Jury begins deliberating in Harvey Weinstein’s rape trial

Jurors at Harvey Weinstein‘s rape trial began deliberating Tuesday in a case pitting accusers’ often-harrowing testimony against the defense’s contention that the acts were consensual, surrounded by friendly, flirtatious emails and further meetings with the film producer.

The panel of seven men and five women received instructions in the law from the judge before beginning to weigh charges that Weinstein raped a woman in a Manhattan hotel room in 2013 and forcibly performed oral sex on another woman, TV and film production assistant Mimi Haleyi, in 2006.

Jurors will also be weighing actress Annabella Sciorra’s account of a mid-1990s rape in considering charges alleging Weinstein is a sexual predator, even though the allegation is too old to be charged on its own due to statute of limitations in effect at the time.

Other accusers testified as part of the prosecution’s effort to show he used the same tactics to victimize many women over the years.

A torrent of allegations against Weinstein in October 2017 spawned the #MeToo movement.

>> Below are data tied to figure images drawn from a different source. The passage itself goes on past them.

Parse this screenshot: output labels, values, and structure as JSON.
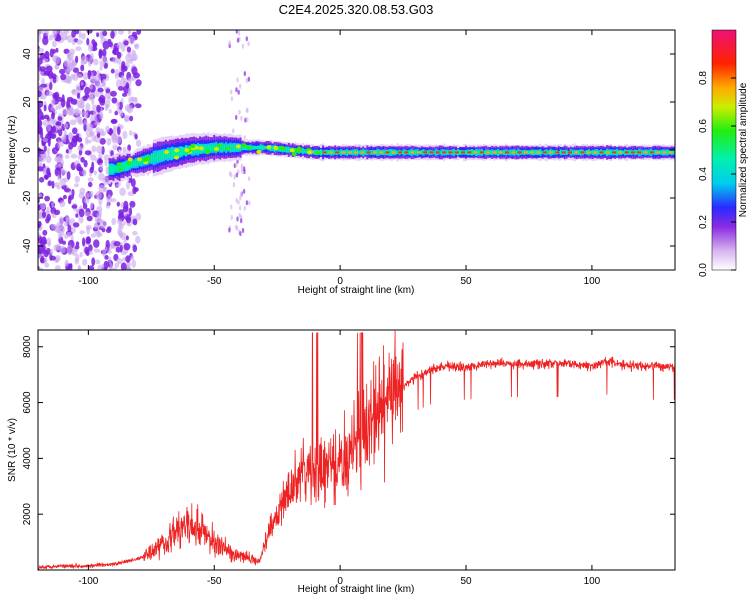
{
  "chart_data": [
    {
      "type": "heatmap",
      "title": "C2E4.2025.320.08.53.G03",
      "xlabel": "Height of straight line (km)",
      "ylabel": "Frequency (Hz)",
      "xlim": [
        -120,
        133
      ],
      "ylim": [
        -50,
        50
      ],
      "xticks": [
        "-100",
        "-50",
        "0",
        "50",
        "100"
      ],
      "yticks": [
        "-40",
        "-20",
        "0",
        "20",
        "40"
      ],
      "colorbar": {
        "label": "Normalized spectral amplitude",
        "range": [
          0.0,
          1.0
        ],
        "ticks": [
          "0.0",
          "0.2",
          "0.4",
          "0.6",
          "0.8"
        ]
      },
      "trace": {
        "description": "Doppler line",
        "x": [
          -90,
          -80,
          -70,
          -60,
          -50,
          -40,
          -30,
          -20,
          -10,
          0,
          20,
          50,
          100,
          133
        ],
        "freq": [
          -8,
          -5,
          -2,
          0,
          1,
          1,
          1,
          0,
          -1,
          -1,
          -1,
          -1,
          -1,
          -1
        ]
      }
    },
    {
      "type": "line",
      "title": "",
      "xlabel": "Height of straight line (km)",
      "ylabel": "SNR (10 * v/v)",
      "xlim": [
        -120,
        133
      ],
      "ylim": [
        0,
        8600
      ],
      "xticks": [
        "-100",
        "-50",
        "0",
        "50",
        "100"
      ],
      "yticks": [
        "2000",
        "4000",
        "6000",
        "8000"
      ],
      "series": [
        {
          "name": "SNR",
          "color": "#ee2222",
          "x": [
            -120,
            -110,
            -100,
            -90,
            -80,
            -75,
            -70,
            -65,
            -60,
            -55,
            -50,
            -45,
            -40,
            -35,
            -32,
            -30,
            -25,
            -20,
            -15,
            -10,
            -5,
            0,
            5,
            10,
            15,
            20,
            25,
            30,
            35,
            40,
            50,
            60,
            70,
            80,
            90,
            100,
            105,
            110,
            120,
            133
          ],
          "y": [
            100,
            150,
            150,
            200,
            400,
            700,
            1000,
            1400,
            1600,
            1400,
            1000,
            700,
            500,
            400,
            300,
            1000,
            2000,
            2800,
            3500,
            3400,
            3600,
            3800,
            4300,
            5000,
            5600,
            6200,
            6600,
            6900,
            7100,
            7300,
            7300,
            7400,
            7400,
            7400,
            7400,
            7300,
            7500,
            7400,
            7300,
            7300
          ]
        }
      ]
    }
  ],
  "colors": {
    "line": "#ee2222",
    "background": "#ffffff"
  }
}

His trial is seen as a landmark moment for the cause, but Judge James Burke has cautioned jurors that it is “not a referendum on the #MeToo movement.”

Weinstein lawyer Donna Rotunno sent a similar message in a Newsweek essay over the weekend, drawing complaints from a prosecutor who said she appeared to be trying to influence the jury.

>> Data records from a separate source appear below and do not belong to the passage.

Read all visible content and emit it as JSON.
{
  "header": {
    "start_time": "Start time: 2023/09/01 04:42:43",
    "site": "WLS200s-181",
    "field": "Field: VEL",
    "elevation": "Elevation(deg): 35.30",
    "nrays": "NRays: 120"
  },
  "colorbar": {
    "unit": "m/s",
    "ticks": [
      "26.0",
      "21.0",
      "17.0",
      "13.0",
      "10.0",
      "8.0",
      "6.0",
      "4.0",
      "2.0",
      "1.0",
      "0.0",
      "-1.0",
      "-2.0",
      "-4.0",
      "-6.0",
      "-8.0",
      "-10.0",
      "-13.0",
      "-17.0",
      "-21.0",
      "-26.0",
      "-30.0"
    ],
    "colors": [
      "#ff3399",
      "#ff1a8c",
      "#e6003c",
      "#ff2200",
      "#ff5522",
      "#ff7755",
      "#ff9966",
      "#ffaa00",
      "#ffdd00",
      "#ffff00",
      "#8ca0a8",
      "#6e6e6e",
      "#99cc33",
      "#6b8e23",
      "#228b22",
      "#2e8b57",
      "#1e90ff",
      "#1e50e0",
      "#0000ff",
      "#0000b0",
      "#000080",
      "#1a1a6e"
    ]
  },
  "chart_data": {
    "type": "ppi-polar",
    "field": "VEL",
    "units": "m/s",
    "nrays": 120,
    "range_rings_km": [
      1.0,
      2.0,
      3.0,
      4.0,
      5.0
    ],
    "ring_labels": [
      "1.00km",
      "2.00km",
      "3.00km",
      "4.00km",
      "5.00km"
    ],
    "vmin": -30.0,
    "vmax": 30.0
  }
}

Rotunno wrote that Weinstein’s jurors “have an obligation to themselves and their country, to base their verdict solely on the facts, testimony and evidence presented to them in the courtroom,” not critical news stories, unflattering courtroom sketches or other outside influences.

Confronted about the essay in court Tuesday, Rotunno said she was writing “about the jury system as a whole” and was not speaking to the jury in Weinstein’s case.

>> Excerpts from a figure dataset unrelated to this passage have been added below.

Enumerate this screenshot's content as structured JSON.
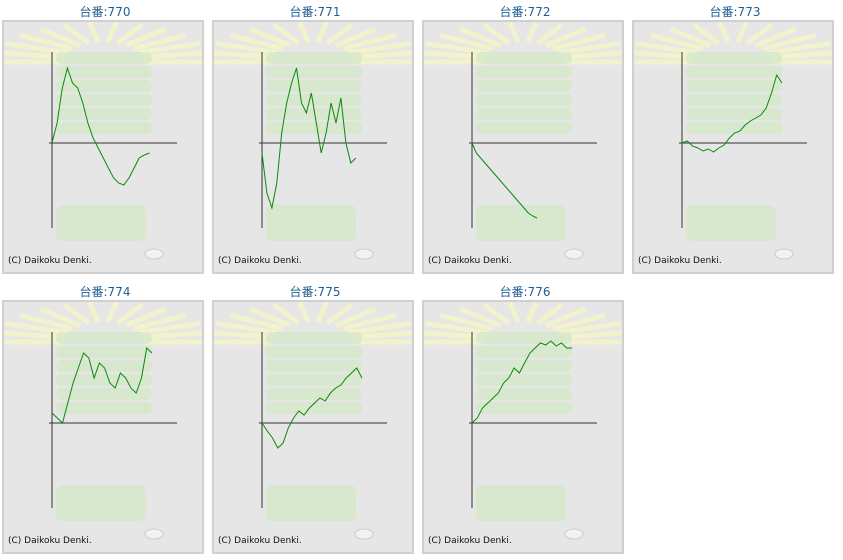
{
  "copyright": "(C) Daikoku Denki.",
  "colors": {
    "line": "#0a8a0a",
    "axis": "#333333",
    "panel_bg": "#e6e6e6",
    "title": "#1f5f95"
  },
  "chart_data": [
    {
      "type": "line",
      "title": "台番:770",
      "x": [
        0,
        1,
        2,
        3,
        4,
        5,
        6,
        7,
        8,
        9,
        10,
        11,
        12,
        13,
        14,
        15,
        16,
        17,
        18,
        19
      ],
      "values": [
        0,
        20,
        55,
        75,
        60,
        55,
        40,
        20,
        5,
        -5,
        -15,
        -25,
        -35,
        -40,
        -42,
        -35,
        -25,
        -15,
        -12,
        -10
      ]
    },
    {
      "type": "line",
      "title": "台番:771",
      "x": [
        0,
        1,
        2,
        3,
        4,
        5,
        6,
        7,
        8,
        9,
        10,
        11,
        12,
        13,
        14,
        15,
        16,
        17,
        18,
        19
      ],
      "values": [
        -10,
        -50,
        -65,
        -40,
        10,
        40,
        60,
        75,
        40,
        30,
        50,
        20,
        -10,
        10,
        40,
        20,
        45,
        0,
        -20,
        -15
      ]
    },
    {
      "type": "line",
      "title": "台番:772",
      "x": [
        0,
        1,
        2,
        3,
        4,
        5,
        6,
        7,
        8,
        9,
        10,
        11,
        12,
        13,
        14,
        15
      ],
      "values": [
        0,
        -10,
        -15,
        -20,
        -25,
        -30,
        -35,
        -40,
        -45,
        -50,
        -55,
        -60,
        -65,
        -70,
        -73,
        -75
      ]
    },
    {
      "type": "line",
      "title": "台番:773",
      "x": [
        0,
        1,
        2,
        3,
        4,
        5,
        6,
        7,
        8,
        9,
        10,
        11,
        12,
        13,
        14,
        15,
        16,
        17,
        18,
        19
      ],
      "values": [
        0,
        2,
        -3,
        -5,
        -8,
        -6,
        -9,
        -5,
        -2,
        5,
        10,
        12,
        18,
        22,
        25,
        28,
        35,
        50,
        68,
        60
      ]
    },
    {
      "type": "line",
      "title": "台番:774",
      "x": [
        0,
        1,
        2,
        3,
        4,
        5,
        6,
        7,
        8,
        9,
        10,
        11,
        12,
        13,
        14,
        15,
        16,
        17,
        18,
        19
      ],
      "values": [
        10,
        5,
        0,
        20,
        40,
        55,
        70,
        65,
        45,
        60,
        55,
        40,
        35,
        50,
        45,
        35,
        30,
        45,
        75,
        70
      ]
    },
    {
      "type": "line",
      "title": "台番:775",
      "x": [
        0,
        1,
        2,
        3,
        4,
        5,
        6,
        7,
        8,
        9,
        10,
        11,
        12,
        13,
        14,
        15,
        16,
        17,
        18,
        19
      ],
      "values": [
        0,
        -8,
        -15,
        -25,
        -20,
        -5,
        5,
        12,
        8,
        15,
        20,
        25,
        22,
        30,
        35,
        38,
        45,
        50,
        55,
        45
      ]
    },
    {
      "type": "line",
      "title": "台番:776",
      "x": [
        0,
        1,
        2,
        3,
        4,
        5,
        6,
        7,
        8,
        9,
        10,
        11,
        12,
        13,
        14,
        15,
        16,
        17,
        18,
        19
      ],
      "values": [
        0,
        5,
        15,
        20,
        25,
        30,
        40,
        45,
        55,
        50,
        60,
        70,
        75,
        80,
        78,
        82,
        77,
        80,
        75,
        75
      ]
    }
  ]
}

Assistant District Attorney Joan Illuzzi-Orbon said Rotunno’s essay was “100% inappropriate.” She asked Burke to instruct the jury to ignore the piece and revoke Weinstein’s bail and send him to jail because, she argued, it couldn’t have been done without his permission.

Burke denied the prosecution’s request, but told Weinstein: “I would caution you about the tentacles of your public relations juggernaut.”

Two weeks ago, Rotunno was criticized in court and on social media for an interview she gave to The New York Times podcast The Daily in which she blamed victims for getting sexual assaulted.